— Мне нужно поговорить с Шолоховым Романом Андреевичем! —
возмущаюсь, когда охранник, схватив под локоть, вытаскивает меня из
офисного здания.
— Вам запрещено сюда заходить. Вы в
чёрном списке генерального.
И почему я даже не удивлена?
Бывший муж знатно постарался, а его
отец, который даже во снах мечтал избавиться от неугодной снохи,
поспособствовал, чтобы мы с Романом не смогли встретиться.
Чёрный список
генерального…
Бывший свёкор не забыл обо мне даже
после развода с мужем. Интересно, сам Рома знает, что я в каком-то
там списке? Или он меня туда и внёс?
Однако я пришла сюда не для того,
чтобы обелить себя и вытащить из их списка. Мне нужно поговорить с
бывшим, и я сделаю это.
— Послушайте, это вопрос жизни и
смерти! Я должна попасть к нему, — с мольбой в голосе пищу, глядя
на мужчину.
— Приказы начальства не обсуждаются,
— категорично отвечает мне здоровенный амбал, и тут я вижу ЕГО.
Широкая белоснежная улыбка
моментально сползает с лица бывшего мужа, стоит только нашим
взглядам встретиться. Он кривит уголки губ, с презрением
разглядывая меня, а потом умело делает вид, что не заметил:
возвращается к разговору со своими спутниками.
А меня всю трясёт, как безумную.
Выдёргиваю руку из цепких пальцев
охранника, который и опомниться не успевает, когда я сбегаю по
ступенькам и хватаю Шолохова за рукав дорогого пиджака, вынуждая
мужчину остановиться.
Не просто так я пришла сюда,
переступив через себя: ему придётся выслушать меня.
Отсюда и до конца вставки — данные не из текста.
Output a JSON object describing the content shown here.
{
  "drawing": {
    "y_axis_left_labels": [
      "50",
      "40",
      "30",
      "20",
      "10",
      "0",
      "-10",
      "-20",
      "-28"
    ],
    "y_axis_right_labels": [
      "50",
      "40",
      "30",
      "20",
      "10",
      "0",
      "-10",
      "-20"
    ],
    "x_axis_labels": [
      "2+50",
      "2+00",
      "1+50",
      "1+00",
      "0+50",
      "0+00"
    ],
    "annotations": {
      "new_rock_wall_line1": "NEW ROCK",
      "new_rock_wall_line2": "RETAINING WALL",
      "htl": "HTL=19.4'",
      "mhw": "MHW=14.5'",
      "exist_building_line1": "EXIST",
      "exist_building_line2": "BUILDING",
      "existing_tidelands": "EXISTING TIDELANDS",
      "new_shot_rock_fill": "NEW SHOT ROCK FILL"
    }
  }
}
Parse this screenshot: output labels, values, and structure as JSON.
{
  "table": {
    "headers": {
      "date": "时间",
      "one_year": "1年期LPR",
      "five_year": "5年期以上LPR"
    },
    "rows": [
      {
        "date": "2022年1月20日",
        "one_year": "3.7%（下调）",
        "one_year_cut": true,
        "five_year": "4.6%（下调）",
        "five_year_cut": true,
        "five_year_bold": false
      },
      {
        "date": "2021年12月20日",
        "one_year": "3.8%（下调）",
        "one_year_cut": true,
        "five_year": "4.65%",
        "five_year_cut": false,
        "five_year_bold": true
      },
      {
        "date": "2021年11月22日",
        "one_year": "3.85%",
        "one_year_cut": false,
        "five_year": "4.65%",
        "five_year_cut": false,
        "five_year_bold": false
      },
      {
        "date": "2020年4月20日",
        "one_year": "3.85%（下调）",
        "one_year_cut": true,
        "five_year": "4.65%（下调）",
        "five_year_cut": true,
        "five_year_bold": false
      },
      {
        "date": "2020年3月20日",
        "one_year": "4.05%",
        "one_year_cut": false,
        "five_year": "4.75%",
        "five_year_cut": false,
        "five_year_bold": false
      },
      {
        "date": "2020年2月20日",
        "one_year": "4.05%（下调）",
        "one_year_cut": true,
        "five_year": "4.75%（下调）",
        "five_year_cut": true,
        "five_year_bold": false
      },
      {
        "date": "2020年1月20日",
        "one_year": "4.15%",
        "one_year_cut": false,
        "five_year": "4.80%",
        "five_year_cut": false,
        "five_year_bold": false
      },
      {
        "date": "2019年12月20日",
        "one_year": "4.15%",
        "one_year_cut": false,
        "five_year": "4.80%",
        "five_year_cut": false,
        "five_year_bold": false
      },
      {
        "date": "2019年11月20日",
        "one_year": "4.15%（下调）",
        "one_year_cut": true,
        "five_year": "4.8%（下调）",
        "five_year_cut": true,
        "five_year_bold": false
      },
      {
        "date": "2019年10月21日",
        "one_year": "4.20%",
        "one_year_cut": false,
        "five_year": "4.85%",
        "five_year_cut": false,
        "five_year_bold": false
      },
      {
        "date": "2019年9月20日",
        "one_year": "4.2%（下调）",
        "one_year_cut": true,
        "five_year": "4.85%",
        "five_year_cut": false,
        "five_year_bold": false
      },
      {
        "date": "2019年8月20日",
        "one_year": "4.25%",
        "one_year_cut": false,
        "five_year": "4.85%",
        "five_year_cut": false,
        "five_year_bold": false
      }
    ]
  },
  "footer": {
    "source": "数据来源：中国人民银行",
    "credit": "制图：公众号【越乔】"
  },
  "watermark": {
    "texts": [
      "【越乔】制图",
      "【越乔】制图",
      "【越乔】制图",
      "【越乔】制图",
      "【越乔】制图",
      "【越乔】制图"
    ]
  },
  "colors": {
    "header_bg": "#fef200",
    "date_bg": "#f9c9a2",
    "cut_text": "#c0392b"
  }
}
Шолохов смотрит на меня, и на
мгновение я вижу человека, которого полюбила когда-то, но бывший
муж быстро меняется в лице. Он стряхивает мою руку и кривит губы,
словно соприкоснулся в эту секунду с чем-то омерзительным.
Впрочем, всё так.
Он ненавидит меня.
Презирает.
Я для него никто.
И он для меня тоже, но я пришла не
ради себя.
— Что тебе нужно? Мне кажется, мы с
тобой уже обсудили, что между нами не осталось ничего общего, — со
злостью цедит сквозь зубы Шолохов.
Обсудили? Это, конечно, мягко
сказано, потому что его обсуждения больше походили на монолог,
слова, которые каждый хозяин вбивает себе в голову, выкидывая
ненужного питомца на улицу. Так Рома поступил со мной тогда…
— Есть кое-что, — отвечаю и кошусь
на мужчин, стоящих рядом с бывшим мужем. — Мы можем поговорить?
Пожалуйста! — перехожу на писк, но тут же осекаюсь.
Покашливаю, чтобы прочистить
горло.
Конечно, я не должна ползать перед
таким ничтожеством на коленях, но что мне остаётся? Он один
способен помочь вернуть нашу дочь. Дочь, которую он похоронил, даже
не попытавшись разобраться во всём.
— Поговорить? Хочешь поговорить
наедине со мной? О чём? — ухмыляется Шолохов.
— Это личное, — продолжаю тушеваться
я.
Ну не могу я раскрыть душу перед
всеми. Я больше чем уверена, что этот разговор должен оставаться
между нами, пока мы не доберёмся до своего ребёнка, пока маленькая
пуговка не окажется в родных руках. Шолохов ещё спасибо мне скажет
за то, что не говорю об этом при всех, ведь чем больше людей знает
правду, тем сложнее добиться справедливости.
Мурашки бегут по коже, а одежда
прилипает к телу от мерзкого пота, пропитавшего её.
— Между нами не может быть ничего
лично, — с пренебрежением отвечает бывший. — Впрочем, я могу
уделить тебе минуту своего драгоценного времени. — Он
отворачивается от меня и обращается к своим спутникам: — Обсудим
всё после обеда. Вы можете идти.
Мужчины кивают и уходят, а мы с
Шолоховым остаёмся одни. Если, конечно, не считать поток людей,
которых я совсем не знаю, но те идут в здание по своим делам,
поэтому вряд ли станут прислушиваться к разговору бывших мужа и
жены.
Мне страшно.
Господи!
Как же сильно мне страшно.
Трясёт от его близости, но не из-за
томительной дрожи, как это было раньше. Нет. Я боюсь этого
человека. До чёртиков. До проклятого сумасшествия. Он отнял у меня
всё, вырвал из сердца любовь и веру в людей.